Александр не сразу нашелся, что ответить. Его лоб покрылся испариной, стало внезапно жарко от некоего потаенного, давно убитого и похороненного стыда. Почему он воспринимал ее как пешку, которую легче легкого впечатлить, испугать, заставить поступать по его указке? Верно, и впрямь, замужество и материнство делают женщин умнее, осторожнее, лишают остатков былой наивности. Нежная девочка, какой была Мари, потихоньку превратилась в сильную и жесткую молодую даму, способную постоять за себя. Может, и впрямь, есть смысл ее отпустить в Петербург? Да и опасность лично для нее самой преувеличена. В этой игре Мари никому не нужна в качестве трофея. Куда ценнее ее сын. А его очень просто оставить здесь. Николино все равно при кормилице, родная мать ему не нужна. Раз у них останется главный наследник князя, то, по большему счету, Александру было все равно, поедет ли Мари в Петербург или продолжит жить здесь, в Болтышке.

– Амбиции – наша фамильная болезнь, увы, неизлечимая, – рассеянно ответил Александр. – Итак, после того, что ты узнала, решать тебе, ехать ли в Петербург или нет. Только учти – там за тебя никто заступаться не собирается.

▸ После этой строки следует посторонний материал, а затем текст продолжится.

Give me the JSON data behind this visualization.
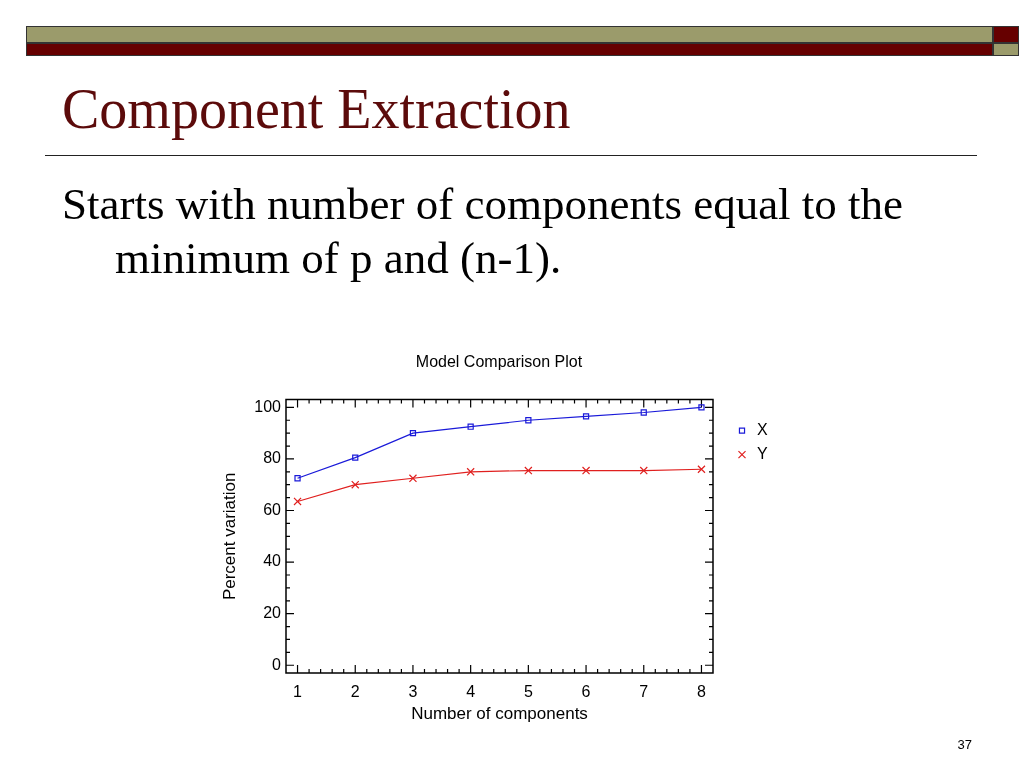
{
  "chart_data": {
    "type": "line",
    "title": "Component Extraction",
    "subtitle": "Starts with number of components equal to the minimum of p and (n-1).",
    "annotations": [
      "Model Comparison Plot",
      "37"
    ],
    "xlabel": "Number of components",
    "ylabel": "Percent variation",
    "x": [
      1,
      2,
      3,
      4,
      5,
      6,
      7,
      8
    ],
    "series": [
      {
        "name": "X",
        "color": "#1a1ad9",
        "marker": "square",
        "values": [
          72.5,
          80.5,
          90,
          92.5,
          95,
          96.5,
          98,
          100
        ]
      },
      {
        "name": "Y",
        "color": "#e0201f",
        "marker": "cross",
        "values": [
          63.5,
          70,
          72.5,
          75,
          75.5,
          75.5,
          75.5,
          76
        ]
      }
    ],
    "xlim": [
      0.8,
      8.2
    ],
    "xticks": [
      1,
      {
        "value": 1.2,
        "label": null
      },
      {
        "value": 1.4,
        "label": null
      },
      {
        "value": 1.6,
        "label": null
      },
      {
        "value": 1.8,
        "label": null
      },
      2,
      {
        "value": 2.2,
        "label": null
      },
      {
        "value": 2.4,
        "label": null
      },
      {
        "value": 2.6,
        "label": null
      },
      {
        "value": 2.8,
        "label": null
      },
      3,
      {
        "value": 3.2,
        "label": null
      },
      {
        "value": 3.4,
        "label": null
      },
      {
        "value": 3.6,
        "label": null
      },
      {
        "value": 3.8,
        "label": null
      },
      4,
      {
        "value": 4.2,
        "label": null
      },
      {
        "value": 4.4,
        "label": null
      },
      {
        "value": 4.6,
        "label": null
      },
      {
        "value": 4.8,
        "label": null
      },
      5,
      {
        "value": 5.2,
        "label": null
      },
      {
        "value": 5.4,
        "label": null
      },
      {
        "value": 5.6,
        "label": null
      },
      {
        "value": 5.8,
        "label": null
      },
      6,
      {
        "value": 6.2,
        "label": null
      },
      {
        "value": 6.4,
        "label": null
      },
      {
        "value": 6.6,
        "label": null
      },
      {
        "value": 6.8,
        "label": null
      },
      7,
      {
        "value": 7.2,
        "label": null
      },
      {
        "value": 7.4,
        "label": null
      },
      {
        "value": 7.6,
        "label": null
      },
      {
        "value": 7.8,
        "label": null
      },
      8
    ],
    "ylim": [
      -3,
      103
    ],
    "yticks": [
      0,
      {
        "value": 5,
        "label": null
      },
      {
        "value": 10,
        "label": null
      },
      {
        "value": 15,
        "label": null
      },
      20,
      {
        "value": 25,
        "label": null
      },
      {
        "value": 30,
        "label": null
      },
      {
        "value": 35,
        "label": null
      },
      40,
      {
        "value": 45,
        "label": null
      },
      {
        "value": 50,
        "label": null
      },
      {
        "value": 55,
        "label": null
      },
      60,
      {
        "value": 65,
        "label": null
      },
      {
        "value": 70,
        "label": null
      },
      {
        "value": 75,
        "label": null
      },
      80,
      {
        "value": 85,
        "label": null
      },
      {
        "value": 90,
        "label": null
      },
      {
        "value": 95,
        "label": null
      },
      100
    ],
    "legend": "right"
  }
}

– Неправда, ma belle soeur весьма участлива и, я уверена, поможет мне поддержать Сержа, добиться его свободы…

Раевскому‑младшему оставалось только горько улыбнуться. Нет, Мари неисправима. Неужто она не понимает, что при всех прочих равных сия Софи, авторша медоточивых посланий и пламенных эпистолярных воззваний, менее всего заинтересована в том, чтобы охранять невестку и племянника от разнообразных злоключений, которые могли готовить недруги? И что эта дама имела все причины самостоятельно чинить неприятности своей невестке? Ведь никаких поводов любить Мари у этой княгини Софьи не было. А нынче ей предоставляется отличный шанс получить наследство, причитающееся младшему брату. Раевский видел ее в Одессе, знал ее шапочно, но Элиза характеризовала сию княгиню, как «совершенно безнравственную и алчную женщину». Здесь говорила не женская зависть, а весьма трезвая оценка этой дамы. Такая пойдет до последнего, сметая все препятствия на своем пути. Александру Раевскому достаточно было лишь взглянуть в эти холодные темно‑серые глаза, чтобы понять про нее все.

– Ты с такой смелостью судишь о человеке, которого никогда не знала, – заметил Александр. – Это, Мари, конечно, делает честь твоему сердцу, но я бы поостерегся…

– Как же ужасно быть таким, как ты, – отвечала сестра с мягким упреком. – Вечно кого‑то подозреваешь, видишь за своей спиной заговоры, злодеев, черноту… Я бы не смогла так жить.

Она встала с места и направилась к выходу из комнаты, не желая слушать, что же ей ответит брат. А он и не собирался ничего ей говорить, кроме уже сказанного. «Пусть поезжает», – повторил Александр Раевский про себя.

…Как водится, его план прежде всего не одобрила Катрин – это было предсказуемо. Всю жизнь, если он называл что‑то белым, она из упрямства и желания ему досадить называла это черным.

– Ты все запутал и свел Машу с ума, – заявила она. – И не дай Боже, papa узнает твое мнение…

– Что в этом такого? Ты же знаешь, что… – тут он осекся, неуверенный в том, знала ли Катрин обо всем, что было уже сказано, посвящена ли она в секрет. – Ребенок мал, и столь дальняя дорога будет для него лишней. Маша же может ехать дальше, если считает, что ее место с мужем, или, хотя бы, с мужней родней.

– Она тоже слаба! – возразила Катрин. – Как это ты до сих пор не заметил?

– Слаба, но, очевидно, не настолько, чтобы не иметь собственной воли.

– Никто из нас никогда не ослабевает столь сильно, – усмехнулась Катрин.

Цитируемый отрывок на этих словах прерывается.